Бродский от неожиданности полез в бутылку, его всегда бесила в людях бестактность, особенно в еврейской среде, но подумал, что дурак-часовщик вызовет наряд, и я пятнадцать суток не увижу Марго, понял он. Эта мысль тут же остудила его, и он спустил пары исключительно из-за своей снежной королевы с глазами бутылочного цвета.
– Нет, конечно, – тоже пошёл на попятную часовщик, ибо не понял Бродского. – Часы новые. Даже не поцарапанные, – повертел он их перед лупой. – Золоченые. Сколько вы хотите? – сморщил он нос по-еврейски так, словно понюхал тухлое яйцо.
Отец продал свой старый армейский фотоувеличитель, добавил десятку и купил часы «луч». На внутренней стороне крышечки было выгравировано: «Дорогому Осе от любящих мамы и папы в день восемнадцатилетия». Бродский дорожил часами даже больше, чем своим даром слагать стихи, и надевал только по воскресеньям, когда ходил пить водку в компанию Лёши Танхильсона, Бори Эйтингона и Радия Барышева. Один раз они их едва не пропили. «Святое дело!» – радостно кричал мопс, Лёша Танхильсон, когда им не хватило горючего, и Бродский снял часы. «За углом скупка! – в нетерпении тряс брудастыми щеками Боря Эйтингон. – Я сбегаю!» Но Радий Барышев, слава богу, остудил головы: «Довольно калдырить! – остановил он их как старший по званию. – А то нажрёмся, как  прошлый раз, до поросячьего визга!» И им хватило благоразумия остановиться, а часы сохранились, как оказалось, до лучших времён.
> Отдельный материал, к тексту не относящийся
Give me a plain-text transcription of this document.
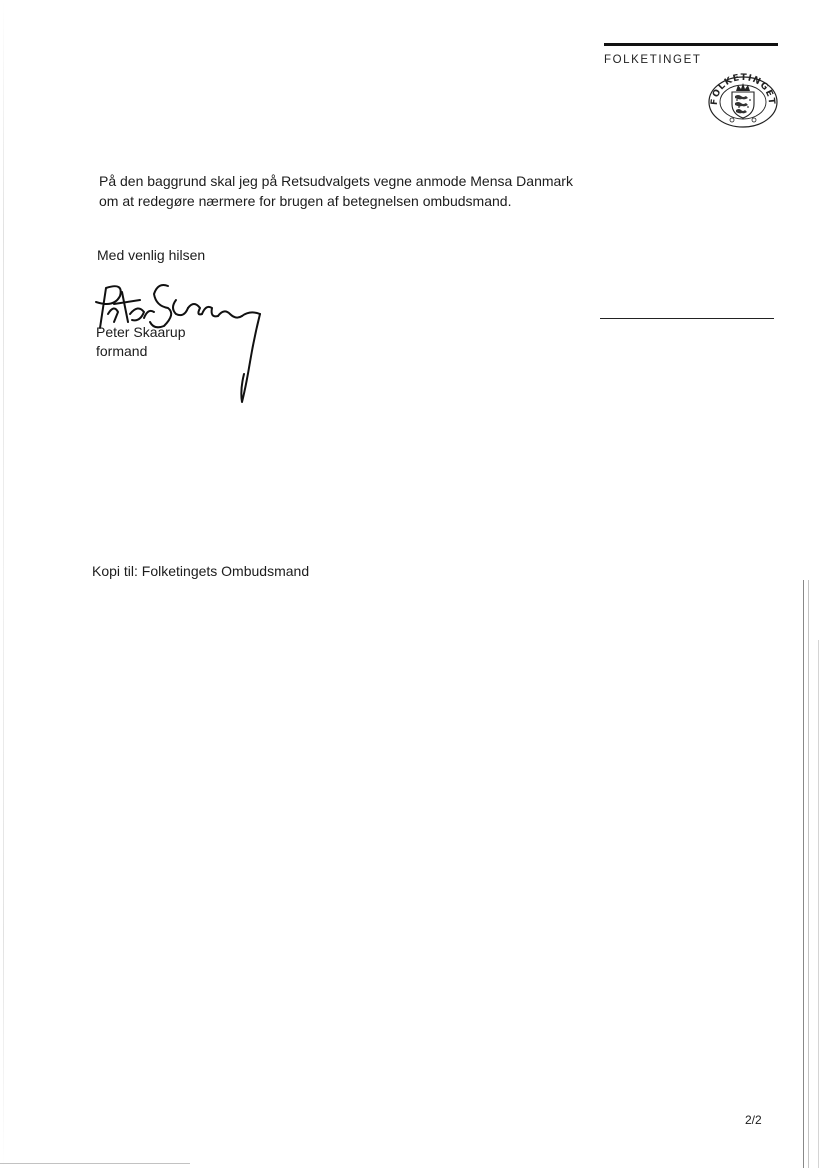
FOLKETINGET
FOLKETINGET
På den baggrund skal jeg på Retsudvalgets vegne anmode Mensa Danmark
om at redegøre nærmere for brugen af betegnelsen ombudsmand.
Med venlig hilsen
Peter Skaarup
formand
Kopi til: Folketingets Ombudsmand
2/2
– Я знаю, что в магазине они стоят восемьдесят пять рублей! – бесхитростно сообщил Бродский.
Это были огромные деньги. Если учитывать, что я живу меньше, чем на рубль в день, беспечно и насмешливо к самому себе подумал он, то это целое состояние, и вспомнил маму, которая со своей глади тайком от отца поддерживала его деньгами. Ему захотелось сообщить об этом заносчивому часовщику, чтобы расположить его к себе и решить дело в свою пользу, но естественным образом удержался, не доверяя его одесскому акценту, ибо между Одессой и Питером слишком большая дистанция в прямо и переносном смысле, и еврейство здесь было ни при чём. А ещё ему захотелось вытащить его в окошко стойки и потрясти что есть силы, ибо Балдина уже выходила из дома, чтобы сесть на трамвайчик в сторону кафе «Прага», и у него осталось совсем мало времени.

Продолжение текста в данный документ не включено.